In [1]:
import numpy as np
import pandas as pd
from sklearn.metrics import classification_report, confusion_matrix
from sklearn.feature_extraction.text import CountVectorizer
import tensorflow as tf
# import tensorflow_hub as hub
import nltk
import matplotlib.pyplot as plt
import tqdm
import transformers

nltk.download('punkt')
nltk.download('stopwords')
nltk.download('averaged_perceptron_tagger')

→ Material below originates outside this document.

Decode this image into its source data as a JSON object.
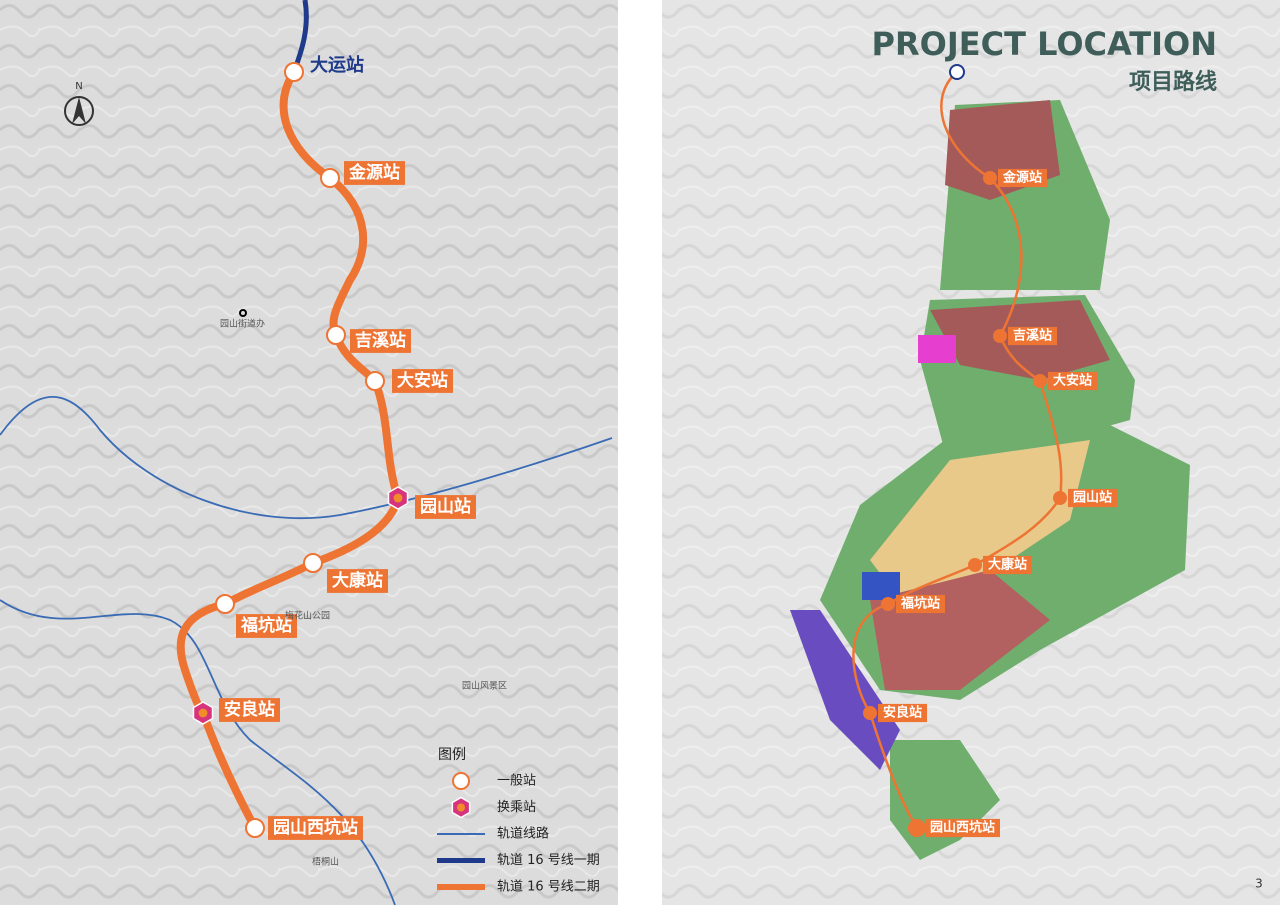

2023-10-13 14:24:06.074797: I tensorflow/stream_executor/platform/default/dso_loader.cc:49] Successfully opened dynamic library libcudart.so.10.1
[nltk_data] Downloading package punkt to /home/artem/nltk_data...
[nltk_data]   Package punkt is already up-to-date!
[nltk_data] Downloading package stopwords to /home/artem/nltk_data...
[nltk_data]   Package stopwords is already up-to-date!
[nltk_data] Downloading package averaged_perceptron_tagger to
[nltk_data]     /home/artem/nltk_data...
[nltk_data]   Package averaged_perceptron_tagger is already up-to-
[nltk_data]       date!


True

In [2]:
# load data
df = pd.read_csv("sarcasm_data_clean_v1.csv")

In [3]:
from sklearn.model_selection import train_test_split

X_train, X_test, y_train, y_test = train_test_split(df["headline_clean"], df["is_sarcastic"], test_size=0.3, random_state=42)
X_train.shape, X_test.shape

((19952,), (8551,))

In [4]:
# limit gpu memory (only relevant for very large models or if computing on local gpu)
# will insure that tensorflow only uses as much memory as is absolutely necessary

gpus = tf.config.list_physical_devices('GPU')
if gpus:
  try:
    # Currently, memory growth needs to be the same across GPUs
    for gpu in gpus:
      tf.config.experimental.set_memory_growth(gpu, True)
    logical_gpus = tf.config.list_logical_devices('GPU')
    print(len(gpus), "Physical GPUs,", len(logical_gpus), "Logical GPUs")
  except RuntimeError as e:
    # Memory growth must be set before GPUs have been initialized
    print(e)

1 Physical GPUs, 1 Logical GPUs


2023-10-13 14:25:12.478498: I tensorflow/compiler/jit/xla_cpu_device.cc:41] Not creating XLA devices, tf_xla_enable_xla_devices not set
2023-10-13 14:25:12.480324: I tensorflow/stream_executor/platform/default/dso_loader.cc:49] Successfully opened dynamic library libcuda.so.1
2023-10-13 14:25:12.507026: I tensorflow/stream_executor/cuda/cuda_gpu_executor.cc:941] successful NUMA node read from SysFS had negative value (-1), but there must be at least one NUMA node, so returning NUMA node zero
2023-10-13 14:25:12.507882: I tensorflow/core/common_runtime/gpu/gpu_device.cc:1720] Found device 0 with properties: 
pciBusID: 0000:01:00.0 name: NVIDIA GeForce MX150 computeCapability: 6.1
coreClock: 1.5315GHz coreCount: 3 deviceMemorySize: 3.95GiB deviceMemoryBandwidth: 44.76GiB/s
2023-10-13 14:25:12.508082: I tensorflow/stream_executor/platform/default/dso_loader.cc:49] Successfully opened dynamic library libcudart.so.10.1
2023-10-13 14:25:12.516675: I tensorflow/stream_executor/platform/defaul

In [5]:
# load tokenizer
tokenizer = transformers.BertTokenizer.from_pretrained('bert-base-uncased')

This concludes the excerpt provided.